The defendants also said the case should be dismissed because between the time the case was originally brought and the time OTK filed an amended complaint, new directors had been elected, and the plaintiff had failed to make a demand upon them as required by Delaware Rule 23.1. VC Laster said that almost all the claims in the amended complaint related to the same facts that were the subject of the original complaint, and because demand would have been futile at the time of the original complaint, there was no need to make a demand on the new Board to assert claims regarding the facts that were the subject of the original complaint, even if the amended complaint raised new theories of liability. He did dismiss a claim based on a subsequent Yucaipa repudiation of the agreements relating to the transactions, because that did not happen until after the original complaint had been filed, and demand on the Board was required with regard to a claim based on new facts.

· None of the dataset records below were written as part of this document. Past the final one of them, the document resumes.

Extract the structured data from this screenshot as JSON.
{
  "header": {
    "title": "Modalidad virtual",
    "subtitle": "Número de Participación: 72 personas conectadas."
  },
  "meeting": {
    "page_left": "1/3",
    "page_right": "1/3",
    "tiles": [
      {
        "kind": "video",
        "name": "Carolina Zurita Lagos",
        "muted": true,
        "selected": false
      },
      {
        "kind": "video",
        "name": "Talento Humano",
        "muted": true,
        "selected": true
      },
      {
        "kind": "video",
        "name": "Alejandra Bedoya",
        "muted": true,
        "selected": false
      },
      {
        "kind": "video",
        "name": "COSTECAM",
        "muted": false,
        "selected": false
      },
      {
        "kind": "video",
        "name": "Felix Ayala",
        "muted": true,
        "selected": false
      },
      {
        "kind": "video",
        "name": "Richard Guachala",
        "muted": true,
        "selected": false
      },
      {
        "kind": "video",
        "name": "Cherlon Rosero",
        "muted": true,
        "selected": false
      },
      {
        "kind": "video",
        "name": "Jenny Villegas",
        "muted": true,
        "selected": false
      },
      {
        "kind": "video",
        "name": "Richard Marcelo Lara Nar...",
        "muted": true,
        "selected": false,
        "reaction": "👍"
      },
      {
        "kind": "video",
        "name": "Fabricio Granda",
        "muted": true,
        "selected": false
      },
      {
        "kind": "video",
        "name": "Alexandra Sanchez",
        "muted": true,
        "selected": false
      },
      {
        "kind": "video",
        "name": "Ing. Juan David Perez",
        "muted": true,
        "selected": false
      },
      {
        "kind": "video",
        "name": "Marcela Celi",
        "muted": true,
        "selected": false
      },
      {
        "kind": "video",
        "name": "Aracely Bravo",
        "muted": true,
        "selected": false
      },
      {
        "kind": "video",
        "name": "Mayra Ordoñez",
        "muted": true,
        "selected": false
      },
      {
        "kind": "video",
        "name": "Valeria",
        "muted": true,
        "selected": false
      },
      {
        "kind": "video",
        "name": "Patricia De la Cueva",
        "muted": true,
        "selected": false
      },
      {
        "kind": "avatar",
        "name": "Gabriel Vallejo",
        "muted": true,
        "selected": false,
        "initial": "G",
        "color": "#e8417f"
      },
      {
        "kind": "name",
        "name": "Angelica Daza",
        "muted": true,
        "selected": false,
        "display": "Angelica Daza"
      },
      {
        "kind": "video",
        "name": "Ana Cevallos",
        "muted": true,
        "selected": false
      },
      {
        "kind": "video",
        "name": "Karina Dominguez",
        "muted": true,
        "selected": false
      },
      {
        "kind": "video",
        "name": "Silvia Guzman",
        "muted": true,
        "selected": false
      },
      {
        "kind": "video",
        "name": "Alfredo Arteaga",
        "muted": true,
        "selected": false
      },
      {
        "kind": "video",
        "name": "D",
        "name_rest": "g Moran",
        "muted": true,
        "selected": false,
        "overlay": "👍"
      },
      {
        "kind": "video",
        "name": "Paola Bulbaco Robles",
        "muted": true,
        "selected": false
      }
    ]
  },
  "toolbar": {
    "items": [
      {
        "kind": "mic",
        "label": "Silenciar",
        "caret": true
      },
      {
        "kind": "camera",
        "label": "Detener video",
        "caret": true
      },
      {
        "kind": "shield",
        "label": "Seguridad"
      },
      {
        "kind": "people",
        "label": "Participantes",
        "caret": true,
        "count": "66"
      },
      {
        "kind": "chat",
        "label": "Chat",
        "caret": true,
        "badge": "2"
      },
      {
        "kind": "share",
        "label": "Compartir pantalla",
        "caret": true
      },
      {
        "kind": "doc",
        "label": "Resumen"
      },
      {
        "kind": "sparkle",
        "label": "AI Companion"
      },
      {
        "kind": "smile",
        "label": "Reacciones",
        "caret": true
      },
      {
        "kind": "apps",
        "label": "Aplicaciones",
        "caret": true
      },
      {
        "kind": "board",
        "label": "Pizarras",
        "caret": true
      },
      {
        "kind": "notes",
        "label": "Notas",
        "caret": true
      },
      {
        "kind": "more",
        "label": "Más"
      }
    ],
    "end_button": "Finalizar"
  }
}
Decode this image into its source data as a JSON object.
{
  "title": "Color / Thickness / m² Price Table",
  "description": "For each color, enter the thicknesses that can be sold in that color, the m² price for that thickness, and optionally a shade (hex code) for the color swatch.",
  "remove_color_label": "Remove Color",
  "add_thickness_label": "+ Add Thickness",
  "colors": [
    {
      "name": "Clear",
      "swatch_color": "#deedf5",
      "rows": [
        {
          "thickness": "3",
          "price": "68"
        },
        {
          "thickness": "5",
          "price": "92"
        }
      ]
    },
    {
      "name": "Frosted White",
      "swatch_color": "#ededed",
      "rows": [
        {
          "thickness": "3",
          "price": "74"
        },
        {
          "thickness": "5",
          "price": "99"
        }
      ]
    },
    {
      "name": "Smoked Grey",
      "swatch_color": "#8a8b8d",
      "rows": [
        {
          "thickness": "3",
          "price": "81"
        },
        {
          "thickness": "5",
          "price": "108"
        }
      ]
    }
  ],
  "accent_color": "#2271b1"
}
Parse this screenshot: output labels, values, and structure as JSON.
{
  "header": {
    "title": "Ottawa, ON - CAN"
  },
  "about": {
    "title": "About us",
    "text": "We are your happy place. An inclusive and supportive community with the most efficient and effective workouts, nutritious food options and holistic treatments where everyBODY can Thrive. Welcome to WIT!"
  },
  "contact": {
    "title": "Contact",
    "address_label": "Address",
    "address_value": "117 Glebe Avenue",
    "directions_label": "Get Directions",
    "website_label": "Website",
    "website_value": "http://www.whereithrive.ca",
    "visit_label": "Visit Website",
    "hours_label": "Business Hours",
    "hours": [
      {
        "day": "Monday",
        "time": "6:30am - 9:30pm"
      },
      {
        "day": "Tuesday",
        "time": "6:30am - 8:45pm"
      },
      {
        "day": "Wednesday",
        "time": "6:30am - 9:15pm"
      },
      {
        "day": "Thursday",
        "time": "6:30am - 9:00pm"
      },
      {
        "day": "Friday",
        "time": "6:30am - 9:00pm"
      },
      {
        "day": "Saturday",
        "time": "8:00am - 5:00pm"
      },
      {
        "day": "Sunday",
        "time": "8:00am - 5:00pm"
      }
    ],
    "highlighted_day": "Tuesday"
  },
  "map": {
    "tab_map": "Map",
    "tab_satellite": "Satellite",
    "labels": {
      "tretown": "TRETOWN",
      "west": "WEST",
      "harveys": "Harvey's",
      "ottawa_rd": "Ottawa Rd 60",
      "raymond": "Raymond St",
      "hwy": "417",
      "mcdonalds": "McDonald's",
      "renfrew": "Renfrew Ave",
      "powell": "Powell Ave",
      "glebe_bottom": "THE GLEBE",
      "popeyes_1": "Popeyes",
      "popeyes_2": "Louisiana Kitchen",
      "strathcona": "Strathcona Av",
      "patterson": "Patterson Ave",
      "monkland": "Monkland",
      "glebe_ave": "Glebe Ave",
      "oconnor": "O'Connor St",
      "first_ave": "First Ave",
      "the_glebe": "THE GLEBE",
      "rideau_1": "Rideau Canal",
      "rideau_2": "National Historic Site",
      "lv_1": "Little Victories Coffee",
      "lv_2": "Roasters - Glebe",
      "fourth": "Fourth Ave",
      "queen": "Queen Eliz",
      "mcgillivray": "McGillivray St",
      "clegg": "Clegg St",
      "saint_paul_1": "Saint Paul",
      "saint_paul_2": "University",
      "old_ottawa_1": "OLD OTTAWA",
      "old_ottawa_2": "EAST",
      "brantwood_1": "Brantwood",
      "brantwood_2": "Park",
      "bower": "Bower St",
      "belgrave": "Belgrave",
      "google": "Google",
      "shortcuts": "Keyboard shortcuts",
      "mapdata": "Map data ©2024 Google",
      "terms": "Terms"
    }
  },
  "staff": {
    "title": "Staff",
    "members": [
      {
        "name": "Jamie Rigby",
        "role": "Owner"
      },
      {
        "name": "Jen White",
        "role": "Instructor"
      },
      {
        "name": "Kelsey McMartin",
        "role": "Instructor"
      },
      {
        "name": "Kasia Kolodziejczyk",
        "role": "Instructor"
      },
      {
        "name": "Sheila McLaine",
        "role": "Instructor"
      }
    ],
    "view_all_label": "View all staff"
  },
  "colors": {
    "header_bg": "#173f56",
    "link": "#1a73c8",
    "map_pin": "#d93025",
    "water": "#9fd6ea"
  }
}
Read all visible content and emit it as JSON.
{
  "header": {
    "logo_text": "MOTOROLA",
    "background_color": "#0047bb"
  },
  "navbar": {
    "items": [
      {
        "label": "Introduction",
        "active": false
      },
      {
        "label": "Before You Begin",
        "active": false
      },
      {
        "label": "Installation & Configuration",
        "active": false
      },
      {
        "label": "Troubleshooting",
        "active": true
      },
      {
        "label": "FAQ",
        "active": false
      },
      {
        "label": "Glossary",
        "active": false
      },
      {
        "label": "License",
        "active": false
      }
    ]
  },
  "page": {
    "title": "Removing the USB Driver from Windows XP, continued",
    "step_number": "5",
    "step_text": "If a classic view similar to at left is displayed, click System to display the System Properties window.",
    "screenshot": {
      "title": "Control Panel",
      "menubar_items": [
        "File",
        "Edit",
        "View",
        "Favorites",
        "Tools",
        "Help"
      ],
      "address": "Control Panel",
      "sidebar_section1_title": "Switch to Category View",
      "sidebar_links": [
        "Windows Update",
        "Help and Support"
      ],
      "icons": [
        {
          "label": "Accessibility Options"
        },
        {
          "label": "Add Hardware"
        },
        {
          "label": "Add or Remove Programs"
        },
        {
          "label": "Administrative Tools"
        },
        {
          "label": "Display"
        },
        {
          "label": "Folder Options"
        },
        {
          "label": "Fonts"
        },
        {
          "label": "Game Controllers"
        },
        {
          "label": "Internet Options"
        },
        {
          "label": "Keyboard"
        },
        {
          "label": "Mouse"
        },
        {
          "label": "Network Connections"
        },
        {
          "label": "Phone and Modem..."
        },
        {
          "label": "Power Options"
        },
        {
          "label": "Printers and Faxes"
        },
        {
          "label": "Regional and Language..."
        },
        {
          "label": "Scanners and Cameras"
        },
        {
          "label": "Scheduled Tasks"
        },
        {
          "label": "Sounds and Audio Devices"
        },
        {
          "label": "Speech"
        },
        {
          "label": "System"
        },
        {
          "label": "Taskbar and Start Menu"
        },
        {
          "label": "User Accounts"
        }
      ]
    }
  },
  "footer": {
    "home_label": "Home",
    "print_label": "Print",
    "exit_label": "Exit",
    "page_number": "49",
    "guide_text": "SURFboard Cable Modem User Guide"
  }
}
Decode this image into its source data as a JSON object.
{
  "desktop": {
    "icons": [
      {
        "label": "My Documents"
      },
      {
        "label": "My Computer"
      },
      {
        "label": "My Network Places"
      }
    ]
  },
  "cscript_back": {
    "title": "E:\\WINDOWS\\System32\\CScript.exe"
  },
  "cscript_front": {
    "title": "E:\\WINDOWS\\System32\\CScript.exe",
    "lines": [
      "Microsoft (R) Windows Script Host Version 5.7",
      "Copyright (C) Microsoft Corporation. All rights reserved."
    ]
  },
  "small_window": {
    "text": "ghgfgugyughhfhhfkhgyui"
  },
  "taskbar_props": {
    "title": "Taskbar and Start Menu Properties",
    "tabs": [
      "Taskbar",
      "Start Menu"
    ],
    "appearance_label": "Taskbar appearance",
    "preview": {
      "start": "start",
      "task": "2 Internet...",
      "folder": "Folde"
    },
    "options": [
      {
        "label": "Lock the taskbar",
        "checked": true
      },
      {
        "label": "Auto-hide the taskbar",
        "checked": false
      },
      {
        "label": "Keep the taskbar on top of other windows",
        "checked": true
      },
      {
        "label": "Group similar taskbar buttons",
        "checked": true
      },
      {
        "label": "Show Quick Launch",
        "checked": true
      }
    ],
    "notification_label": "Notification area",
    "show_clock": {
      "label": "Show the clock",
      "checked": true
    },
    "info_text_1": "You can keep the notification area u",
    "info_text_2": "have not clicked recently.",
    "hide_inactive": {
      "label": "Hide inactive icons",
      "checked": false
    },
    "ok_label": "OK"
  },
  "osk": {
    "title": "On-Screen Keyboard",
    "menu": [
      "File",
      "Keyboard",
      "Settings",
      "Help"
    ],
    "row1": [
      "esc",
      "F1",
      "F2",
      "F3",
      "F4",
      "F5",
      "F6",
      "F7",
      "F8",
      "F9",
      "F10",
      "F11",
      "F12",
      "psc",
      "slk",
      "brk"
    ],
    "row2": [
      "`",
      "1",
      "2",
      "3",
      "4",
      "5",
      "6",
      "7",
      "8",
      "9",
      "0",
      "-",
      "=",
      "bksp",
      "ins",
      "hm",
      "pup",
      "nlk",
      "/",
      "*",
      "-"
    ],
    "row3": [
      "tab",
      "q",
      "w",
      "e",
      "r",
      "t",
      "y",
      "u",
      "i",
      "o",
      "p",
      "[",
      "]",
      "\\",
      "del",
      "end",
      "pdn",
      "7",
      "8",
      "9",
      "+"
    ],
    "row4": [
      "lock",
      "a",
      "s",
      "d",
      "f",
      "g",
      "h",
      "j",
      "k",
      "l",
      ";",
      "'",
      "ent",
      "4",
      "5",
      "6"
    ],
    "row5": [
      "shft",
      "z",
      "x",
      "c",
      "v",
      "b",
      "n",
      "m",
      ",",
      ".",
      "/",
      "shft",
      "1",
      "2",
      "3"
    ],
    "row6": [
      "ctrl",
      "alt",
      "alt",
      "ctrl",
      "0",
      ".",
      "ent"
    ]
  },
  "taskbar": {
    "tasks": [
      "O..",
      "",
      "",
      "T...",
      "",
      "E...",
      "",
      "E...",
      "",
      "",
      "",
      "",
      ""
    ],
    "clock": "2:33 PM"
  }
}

The principal issue raised by the defendants was an assertion that there was an action pending in the New York courts and, because the transaction documents said they were governed by New York law, the Delaware courts should defer to the New York courts. VC Laster said that the Delaware courts would have honored the choice of law provision if the suit had involved the contract. However, the suit involved claimed breaches of fiduciary duty regarding the way the contract was approved, not the contract itself, and therefore, under the internal affairs doctrine, would be governed by Delaware law. Therefore, he refused to stay the Delaware proceeding. Finally, the Court refused to dismiss claims against two individual directors despite the fact that the Morgans Certificate of Incorporation contained an exculpation clause of the type permitted by Section 102(b)(7) of the General Corporation Law, because the claims raised in the complaint alleged breaches of the directors’ duties of loyalty, which cannot be protected under Section 102(b)(7).